= Moral courage =

Courage to take action for moral reasons

Moral courage is the courage to take action for moral reasons despite the risk of adverse consequences.

Courage is required in order to take action when one has doubts or fears about the consequences. Moral courage therefore involves deliberation or careful thought. Reflex action or dogmatic fanaticism do not involve moral courage because such impulsive actions are not based upon moral reasoning.

Moral courage may also require physical courage when the consequences are punishment or other bodily peril.

Moral courage has been seen as the exemplary modernist form of courage.

==Parenting approach==
Incorporating moral courage into parenting can affect the self-expression of the child during late adolescence. It is more likely for a person to exemplify moral courage in adulthood if they were raised receiving respect and compassion from their parents than if they were raised in a violent environment. Parents teaching moral values such as empathy, justice, equality, and a caring focus on others are indicative of the development of moral courage. The development of moral courage within parenting is not only affected by the parent's passed-down moral values but the children's autonomy on how to perceive and practice their moral values. Those who incorporate the practice of their moral values into their everyday lives engage in moral courage to protect those values as well.

==Examples of moral courage==
Moral courage can be shown through selfless actions aimed at diminishing or eliminating discrimination. A study used qualitative research methods to analyze the process of how and why individuals become LGBT allies. The study mentions how human resources development play a role to help prevent LGBT discrimination in the workplace.

Moral courage is demonstrated when individuals stand up for moral principles, even if it puts them in danger or the violation of those principles does not directly affect them. During the Holocaust, many non-Jews demonstrated moral courage by risking their lives to save and help rescue Jews, often individuals and families they had never met. The likelihood of this kind of moral courage is less determined by external situational factors and more indicative of the internal traits and qualities of the individuals rescuing Jews. Some traits that drive people to exhibit this kind of moral courage include empathy, a sense of social responsibility, strong ethical standards such as justice and equality, advanced moral judgment, and the openness to take risks.

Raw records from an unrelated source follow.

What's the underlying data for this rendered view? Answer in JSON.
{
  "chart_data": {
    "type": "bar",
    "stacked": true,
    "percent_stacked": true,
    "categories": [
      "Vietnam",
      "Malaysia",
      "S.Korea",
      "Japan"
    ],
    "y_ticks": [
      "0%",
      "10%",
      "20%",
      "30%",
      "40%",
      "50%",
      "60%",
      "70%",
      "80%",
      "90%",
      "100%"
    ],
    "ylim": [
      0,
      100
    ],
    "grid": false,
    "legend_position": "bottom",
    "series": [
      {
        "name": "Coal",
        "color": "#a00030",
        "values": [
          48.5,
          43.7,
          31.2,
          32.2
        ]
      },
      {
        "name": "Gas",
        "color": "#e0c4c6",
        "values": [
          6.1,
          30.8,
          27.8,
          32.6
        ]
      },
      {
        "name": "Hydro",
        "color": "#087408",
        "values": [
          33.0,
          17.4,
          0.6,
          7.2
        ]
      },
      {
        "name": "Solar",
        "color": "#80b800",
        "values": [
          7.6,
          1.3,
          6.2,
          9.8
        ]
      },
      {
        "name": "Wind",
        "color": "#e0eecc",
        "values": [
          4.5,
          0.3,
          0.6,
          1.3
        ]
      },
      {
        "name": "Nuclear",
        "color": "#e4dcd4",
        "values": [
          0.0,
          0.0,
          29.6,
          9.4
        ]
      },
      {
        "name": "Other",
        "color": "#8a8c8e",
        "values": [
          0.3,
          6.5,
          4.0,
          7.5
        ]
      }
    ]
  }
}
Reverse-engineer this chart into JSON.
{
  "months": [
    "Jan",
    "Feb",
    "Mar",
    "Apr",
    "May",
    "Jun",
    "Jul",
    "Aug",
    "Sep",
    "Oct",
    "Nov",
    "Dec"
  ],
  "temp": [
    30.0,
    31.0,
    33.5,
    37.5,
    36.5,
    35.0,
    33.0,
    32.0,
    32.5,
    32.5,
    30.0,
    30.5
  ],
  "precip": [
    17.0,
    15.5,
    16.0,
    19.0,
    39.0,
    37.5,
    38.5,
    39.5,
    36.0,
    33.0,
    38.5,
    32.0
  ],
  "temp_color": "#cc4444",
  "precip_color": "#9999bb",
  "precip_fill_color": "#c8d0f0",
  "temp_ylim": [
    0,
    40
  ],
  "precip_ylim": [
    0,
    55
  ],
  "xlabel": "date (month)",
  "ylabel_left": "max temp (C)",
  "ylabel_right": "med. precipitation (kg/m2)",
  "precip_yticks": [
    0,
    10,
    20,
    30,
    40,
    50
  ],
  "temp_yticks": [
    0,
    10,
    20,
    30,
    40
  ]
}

== Moral courage anonymity ==
Many different aspects can contribute to moral courage. Something that may inhibit moral courage however, is the undesirable consequences in their personal, social, and work life. A way of counteracting those adverse consequences and increasing moral courage may be by adding anonymity. In a study on online moral courage, they found that moral courage and anonymity online had a positive correlation. Moral courage was also correlated with gender, age, and education levels, therefore, those who are older, male, and have lower levels of education are more likely to perform acts of moral courage when they perceive that they are acting anonymously compared to those who are young, female, and have higher levels of education. Even when controlling those factors, there is still a positive correlation.